HARGA KEBUTUHAN POKOK : HET Ditetapkan, Pembelian Gula Pasir di Toko Modern Dibatasi

Gula pasir yang dijual Tri Rohani di Pasar Beringharjo, Jogja masih di harga normal Rp13.000 per kg, Senin (19/9/2016). (Kusnul Isti Qomah/JIBI - Harian Jogja)
12 April 2017 14:08 WIB Bernadheta Dian Saraswati Jogja Share :

Harga kebutuhan pokok untuk komoditsd guls psdir, minyak goreng dan daging sudah ditetapkan HET

 

Harianjogja.com, JOGJA-Toko ritel modern turut menyukseskan program pemerintah dalam upaya menstabilkan harga tiga komoditas pangan yaitu dengan memasang Harga Eceran Tertinggi (HET) untuk tiga komoditas. Gula pasir dengan HET Rp12.500 per kg, minyak goreng Rp11.000 per liter, dan daging beku Rp80.000 per kg.

Berdasarkan pantauan Harianjogja.com ke beberapa toko ritel modern di Sleman, Selasa (11/4/2017), pihak pengelola toko sudah memasang banner yang berisi informasi HET ketiga komoditas tersebut. Namun untuk beberapa toko ada yang hanya menyajikan dua komoditas yaitu gula pasir dan minyak goreng.

Di Indomaret Jalan Kaliurang Km.12,3 misalnya, tidak ada komoditas daging beku yang disediakan untuk dijual. Selain menampilkan pengumuman HET terbaru, dalam banner yang dipasang pada bagian depan toko juga menginformasikan bahwa pembelian komoditas hanya berlaku satu piece per hari.

Kepala Bidang Perdagangan Dalam Negeri Yuna Pancawati membenarkan hal tersebut. Pembelian yang dibatasi telah disetujui Asosiasi Pengusaha Ritel Indonesia (Aprindo) Pusat. Menurutnya aturan pembatasan pembelian tersebut bertujuan untuk  mengantisipasi adanya oknum yang membeli barang dalam jumlah banyak untuk kepentingan dijual kembali.

“Pembatasan ini juga supaya masyarakat juga tidak panic buying,” tuturnya pada Harianjogja.com, Selasa (11/4/2017).

Panic buying sendiri merupakan sebuah kondisi dimana konsumen berlomba-lomba untuk membeli komoditas dalam jumlah banyak meski tidak membutuhkan. Dalam kondisi tertentu, panic buying muncul saat ada  informasi kenaikan harga komoditas sehingga membuat konsumen terburu-buru untuk membeli komoditas tersebut sebelum harganya naik. Hal ini biasa terjadi untuk komoditas bahan bakar minyak.

Pemberlakuan HET ketiga komoditas yang berlaku mulai 10 April-10 September tersebut juga sudah diterapkan di Alfamart.

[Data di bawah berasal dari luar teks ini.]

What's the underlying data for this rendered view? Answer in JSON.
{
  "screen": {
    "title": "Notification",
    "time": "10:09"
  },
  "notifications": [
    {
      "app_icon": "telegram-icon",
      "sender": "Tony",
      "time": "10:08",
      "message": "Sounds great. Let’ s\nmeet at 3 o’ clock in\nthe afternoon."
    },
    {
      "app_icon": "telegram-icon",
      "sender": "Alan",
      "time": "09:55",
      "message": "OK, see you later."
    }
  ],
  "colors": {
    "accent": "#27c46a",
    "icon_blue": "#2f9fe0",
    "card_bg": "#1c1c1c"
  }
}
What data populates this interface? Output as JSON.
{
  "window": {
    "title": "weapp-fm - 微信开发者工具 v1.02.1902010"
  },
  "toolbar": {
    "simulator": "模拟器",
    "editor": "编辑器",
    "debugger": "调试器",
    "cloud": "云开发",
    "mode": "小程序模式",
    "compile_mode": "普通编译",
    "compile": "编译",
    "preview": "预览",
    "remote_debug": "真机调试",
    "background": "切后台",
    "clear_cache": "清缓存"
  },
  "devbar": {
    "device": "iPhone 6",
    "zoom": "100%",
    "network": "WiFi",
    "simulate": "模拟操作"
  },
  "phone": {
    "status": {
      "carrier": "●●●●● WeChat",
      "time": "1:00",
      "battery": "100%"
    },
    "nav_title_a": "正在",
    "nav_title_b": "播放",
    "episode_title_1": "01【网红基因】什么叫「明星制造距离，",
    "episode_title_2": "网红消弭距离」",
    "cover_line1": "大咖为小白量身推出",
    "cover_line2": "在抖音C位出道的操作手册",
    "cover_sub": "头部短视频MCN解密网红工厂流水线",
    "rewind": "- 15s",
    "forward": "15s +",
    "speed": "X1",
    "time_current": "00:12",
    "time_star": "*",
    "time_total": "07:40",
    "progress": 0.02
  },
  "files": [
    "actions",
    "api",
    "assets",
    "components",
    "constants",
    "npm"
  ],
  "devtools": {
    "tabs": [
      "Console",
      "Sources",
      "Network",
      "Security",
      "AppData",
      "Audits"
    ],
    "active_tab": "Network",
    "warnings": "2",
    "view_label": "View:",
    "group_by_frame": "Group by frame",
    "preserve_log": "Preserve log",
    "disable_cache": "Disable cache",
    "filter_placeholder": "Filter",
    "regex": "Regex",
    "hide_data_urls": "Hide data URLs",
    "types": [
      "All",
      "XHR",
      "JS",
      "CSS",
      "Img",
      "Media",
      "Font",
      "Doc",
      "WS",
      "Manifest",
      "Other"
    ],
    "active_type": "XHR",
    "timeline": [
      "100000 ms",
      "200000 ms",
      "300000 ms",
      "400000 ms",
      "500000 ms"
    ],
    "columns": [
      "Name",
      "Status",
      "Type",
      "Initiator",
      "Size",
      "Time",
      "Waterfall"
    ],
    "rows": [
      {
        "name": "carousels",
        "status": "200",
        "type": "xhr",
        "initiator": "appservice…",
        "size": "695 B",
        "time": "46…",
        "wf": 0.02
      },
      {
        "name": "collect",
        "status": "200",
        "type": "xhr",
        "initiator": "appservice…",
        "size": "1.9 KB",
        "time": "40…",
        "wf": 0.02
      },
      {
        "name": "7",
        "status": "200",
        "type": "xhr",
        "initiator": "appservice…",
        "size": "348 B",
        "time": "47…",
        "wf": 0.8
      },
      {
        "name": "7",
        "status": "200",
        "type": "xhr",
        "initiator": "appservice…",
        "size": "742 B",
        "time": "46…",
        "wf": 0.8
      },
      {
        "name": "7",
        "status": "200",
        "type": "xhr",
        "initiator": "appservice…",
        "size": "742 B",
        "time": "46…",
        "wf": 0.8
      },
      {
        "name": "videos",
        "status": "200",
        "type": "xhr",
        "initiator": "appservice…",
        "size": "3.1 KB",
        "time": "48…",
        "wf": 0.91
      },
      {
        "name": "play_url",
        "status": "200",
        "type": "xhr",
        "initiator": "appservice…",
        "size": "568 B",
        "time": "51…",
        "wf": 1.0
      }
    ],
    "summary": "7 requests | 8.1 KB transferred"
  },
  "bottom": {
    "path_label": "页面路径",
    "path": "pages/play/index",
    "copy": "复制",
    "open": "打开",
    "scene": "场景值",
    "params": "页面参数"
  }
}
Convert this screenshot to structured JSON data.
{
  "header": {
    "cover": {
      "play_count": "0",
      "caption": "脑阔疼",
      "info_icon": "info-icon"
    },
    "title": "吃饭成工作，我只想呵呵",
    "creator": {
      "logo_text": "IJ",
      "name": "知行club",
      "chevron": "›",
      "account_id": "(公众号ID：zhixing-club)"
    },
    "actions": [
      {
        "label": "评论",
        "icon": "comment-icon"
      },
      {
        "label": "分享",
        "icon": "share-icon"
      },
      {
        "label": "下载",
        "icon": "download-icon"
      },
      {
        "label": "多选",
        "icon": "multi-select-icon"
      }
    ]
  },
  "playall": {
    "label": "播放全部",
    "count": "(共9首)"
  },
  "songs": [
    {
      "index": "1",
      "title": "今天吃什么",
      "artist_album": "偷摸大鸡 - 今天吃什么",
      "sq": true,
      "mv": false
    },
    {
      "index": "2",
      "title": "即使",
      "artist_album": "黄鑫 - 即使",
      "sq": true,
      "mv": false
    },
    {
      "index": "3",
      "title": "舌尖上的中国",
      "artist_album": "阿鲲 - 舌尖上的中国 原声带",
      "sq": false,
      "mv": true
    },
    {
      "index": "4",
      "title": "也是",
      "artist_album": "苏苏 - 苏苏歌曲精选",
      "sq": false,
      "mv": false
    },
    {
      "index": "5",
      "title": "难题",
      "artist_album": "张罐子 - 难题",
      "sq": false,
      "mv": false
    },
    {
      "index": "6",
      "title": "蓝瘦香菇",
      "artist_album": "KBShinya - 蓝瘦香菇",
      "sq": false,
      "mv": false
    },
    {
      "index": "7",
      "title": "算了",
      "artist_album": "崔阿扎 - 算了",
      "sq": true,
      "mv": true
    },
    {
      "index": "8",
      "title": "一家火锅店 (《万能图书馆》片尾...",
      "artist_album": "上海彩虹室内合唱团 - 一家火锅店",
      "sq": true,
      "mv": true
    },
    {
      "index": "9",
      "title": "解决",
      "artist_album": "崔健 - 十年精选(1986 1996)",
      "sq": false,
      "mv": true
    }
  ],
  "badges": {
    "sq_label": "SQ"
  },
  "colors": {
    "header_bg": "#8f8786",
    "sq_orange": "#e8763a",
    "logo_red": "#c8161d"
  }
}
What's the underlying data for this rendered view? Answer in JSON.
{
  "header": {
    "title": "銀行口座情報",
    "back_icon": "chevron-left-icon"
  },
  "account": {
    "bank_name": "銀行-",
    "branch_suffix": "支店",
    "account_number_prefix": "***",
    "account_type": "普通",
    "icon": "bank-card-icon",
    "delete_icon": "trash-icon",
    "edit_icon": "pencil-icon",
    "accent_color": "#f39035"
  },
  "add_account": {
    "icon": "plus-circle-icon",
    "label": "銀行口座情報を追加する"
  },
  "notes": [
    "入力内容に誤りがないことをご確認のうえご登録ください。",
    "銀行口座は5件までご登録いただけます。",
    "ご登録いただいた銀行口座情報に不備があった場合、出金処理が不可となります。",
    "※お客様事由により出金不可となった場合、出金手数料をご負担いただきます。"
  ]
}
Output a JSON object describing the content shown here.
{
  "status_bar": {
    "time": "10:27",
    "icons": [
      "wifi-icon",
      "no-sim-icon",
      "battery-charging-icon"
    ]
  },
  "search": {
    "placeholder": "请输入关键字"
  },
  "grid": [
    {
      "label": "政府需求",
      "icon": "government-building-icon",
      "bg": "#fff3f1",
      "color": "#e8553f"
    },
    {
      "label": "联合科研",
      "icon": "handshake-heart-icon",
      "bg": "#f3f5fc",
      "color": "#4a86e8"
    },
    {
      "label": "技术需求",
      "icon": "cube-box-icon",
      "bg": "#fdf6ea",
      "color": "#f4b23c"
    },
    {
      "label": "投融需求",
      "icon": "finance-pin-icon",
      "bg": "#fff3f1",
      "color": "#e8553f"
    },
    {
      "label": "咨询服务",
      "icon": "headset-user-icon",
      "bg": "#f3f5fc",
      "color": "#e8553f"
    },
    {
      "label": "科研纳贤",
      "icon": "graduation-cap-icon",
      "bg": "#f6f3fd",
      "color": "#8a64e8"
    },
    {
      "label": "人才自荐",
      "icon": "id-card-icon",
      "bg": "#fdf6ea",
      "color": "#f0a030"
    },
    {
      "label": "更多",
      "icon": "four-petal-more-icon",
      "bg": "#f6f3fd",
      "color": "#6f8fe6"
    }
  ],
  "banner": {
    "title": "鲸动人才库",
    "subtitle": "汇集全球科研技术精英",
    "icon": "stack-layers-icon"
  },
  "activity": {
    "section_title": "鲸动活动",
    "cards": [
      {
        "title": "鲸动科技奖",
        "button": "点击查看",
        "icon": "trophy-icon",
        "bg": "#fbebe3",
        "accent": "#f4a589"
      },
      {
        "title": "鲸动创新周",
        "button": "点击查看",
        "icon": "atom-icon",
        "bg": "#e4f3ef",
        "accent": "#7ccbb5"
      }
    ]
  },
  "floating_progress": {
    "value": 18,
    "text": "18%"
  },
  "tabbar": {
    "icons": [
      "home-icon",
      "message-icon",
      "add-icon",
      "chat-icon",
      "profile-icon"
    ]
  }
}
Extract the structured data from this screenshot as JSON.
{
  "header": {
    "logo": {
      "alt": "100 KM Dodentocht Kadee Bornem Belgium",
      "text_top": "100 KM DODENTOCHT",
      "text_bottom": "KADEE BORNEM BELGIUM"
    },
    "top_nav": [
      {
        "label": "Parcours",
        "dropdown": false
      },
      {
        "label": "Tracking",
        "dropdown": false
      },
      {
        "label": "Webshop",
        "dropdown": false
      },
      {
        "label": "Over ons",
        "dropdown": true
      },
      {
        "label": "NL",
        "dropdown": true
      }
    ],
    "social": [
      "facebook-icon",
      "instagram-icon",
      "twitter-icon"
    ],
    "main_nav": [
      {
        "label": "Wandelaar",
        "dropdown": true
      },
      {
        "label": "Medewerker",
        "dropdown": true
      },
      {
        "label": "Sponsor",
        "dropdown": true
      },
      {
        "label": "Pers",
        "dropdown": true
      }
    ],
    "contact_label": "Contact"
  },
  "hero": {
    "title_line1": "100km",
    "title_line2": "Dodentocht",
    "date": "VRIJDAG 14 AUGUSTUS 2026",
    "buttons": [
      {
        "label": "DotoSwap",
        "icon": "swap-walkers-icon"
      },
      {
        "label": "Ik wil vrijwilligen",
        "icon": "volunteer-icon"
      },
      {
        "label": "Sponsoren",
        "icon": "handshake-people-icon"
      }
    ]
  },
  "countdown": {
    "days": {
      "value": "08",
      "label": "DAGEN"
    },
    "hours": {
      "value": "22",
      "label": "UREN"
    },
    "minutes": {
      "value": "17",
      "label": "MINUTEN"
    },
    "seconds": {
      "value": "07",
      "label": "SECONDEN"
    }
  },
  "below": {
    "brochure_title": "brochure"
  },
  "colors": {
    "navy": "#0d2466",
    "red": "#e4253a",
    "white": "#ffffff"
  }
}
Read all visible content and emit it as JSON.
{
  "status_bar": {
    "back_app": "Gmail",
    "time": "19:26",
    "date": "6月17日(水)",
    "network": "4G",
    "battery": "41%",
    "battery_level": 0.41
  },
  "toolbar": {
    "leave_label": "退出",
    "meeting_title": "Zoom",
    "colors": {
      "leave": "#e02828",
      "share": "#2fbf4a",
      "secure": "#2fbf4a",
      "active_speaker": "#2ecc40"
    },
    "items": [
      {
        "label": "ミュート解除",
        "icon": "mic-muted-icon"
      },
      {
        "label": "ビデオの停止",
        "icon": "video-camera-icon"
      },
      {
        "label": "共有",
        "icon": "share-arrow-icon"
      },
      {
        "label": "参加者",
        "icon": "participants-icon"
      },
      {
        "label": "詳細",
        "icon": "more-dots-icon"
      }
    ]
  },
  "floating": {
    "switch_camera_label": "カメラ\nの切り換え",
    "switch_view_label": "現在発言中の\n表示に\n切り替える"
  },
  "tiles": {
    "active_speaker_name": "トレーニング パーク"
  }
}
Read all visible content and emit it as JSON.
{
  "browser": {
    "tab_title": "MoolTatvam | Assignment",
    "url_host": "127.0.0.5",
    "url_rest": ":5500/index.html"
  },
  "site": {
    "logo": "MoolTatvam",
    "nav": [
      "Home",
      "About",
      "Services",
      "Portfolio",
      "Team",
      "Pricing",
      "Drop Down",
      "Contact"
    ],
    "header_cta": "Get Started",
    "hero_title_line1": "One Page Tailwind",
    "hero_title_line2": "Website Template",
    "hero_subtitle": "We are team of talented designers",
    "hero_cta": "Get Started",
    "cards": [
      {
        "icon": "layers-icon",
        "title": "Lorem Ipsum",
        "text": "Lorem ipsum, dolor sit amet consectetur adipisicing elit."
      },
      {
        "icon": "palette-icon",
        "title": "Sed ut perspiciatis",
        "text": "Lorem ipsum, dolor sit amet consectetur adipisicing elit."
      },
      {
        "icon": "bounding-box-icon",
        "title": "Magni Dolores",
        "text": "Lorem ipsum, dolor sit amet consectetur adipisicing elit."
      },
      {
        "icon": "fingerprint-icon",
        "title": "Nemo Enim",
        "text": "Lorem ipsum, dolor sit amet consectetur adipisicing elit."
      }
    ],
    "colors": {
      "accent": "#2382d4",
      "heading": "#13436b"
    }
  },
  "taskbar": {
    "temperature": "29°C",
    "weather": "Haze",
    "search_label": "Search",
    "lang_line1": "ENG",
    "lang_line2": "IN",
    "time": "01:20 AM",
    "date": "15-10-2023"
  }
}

Hanya saja, sampai saat ini toko modern ini baru menerapkan penjualan komoditas gula pasir.

“Kalau minyak goreng kita hanya menyediakan yang 2 liter. Kalau aturan HET itu kan yang diatur yang 1 liter. Gula pasir juga yang kemasan 1 kg, sementara yang 750 gram tidak,” kata Regional Corporate Communication Manager PT Sumber Alfaria Trijaya Tbk (Alfamart Alfamidi) Firly Firlandi.

Untuk gula pasir sendiri, ada dua merek yang dijual yaitu merek Alfamart dan Gulaku. Keduanya mengalami turun harga pasca ditetapkannya aturan HET tersebut. Gula merek Alfamart jenis lokal putih sebelumnya dijual Rp16.600 per kg dan jenis premium Rp14.200 per kg. Merek Gulaku juga sebelumnya dijual di kisaran Rp16.000. Sejak
adanya aturan HET tersebut, semua merek gula kemasan 1kg turun harga menjadi Rp12.500.

Disinggung keuntungan yang diperoleh pasca pemberlakukan program tersebut, Firly hanya mengatakan bahwa pada dasarnya Alfamart mendukung program Pemerintah karena tujuannya untuk menstabilkan harga. “Itu [aturan HET] juga sudah disosialisasikan ke suplier jadi kita ikuti harga dari suplier saja,” tuturnya.

Ia berharap, dengan keterlibatan Alfamart dalam program ini, Alfamart bisa turut andil menekan laju inflasi. Meski demikian ia tetap meminta agar ketersediaan barang tetap terpenuhi selama program tersebut diterapkan.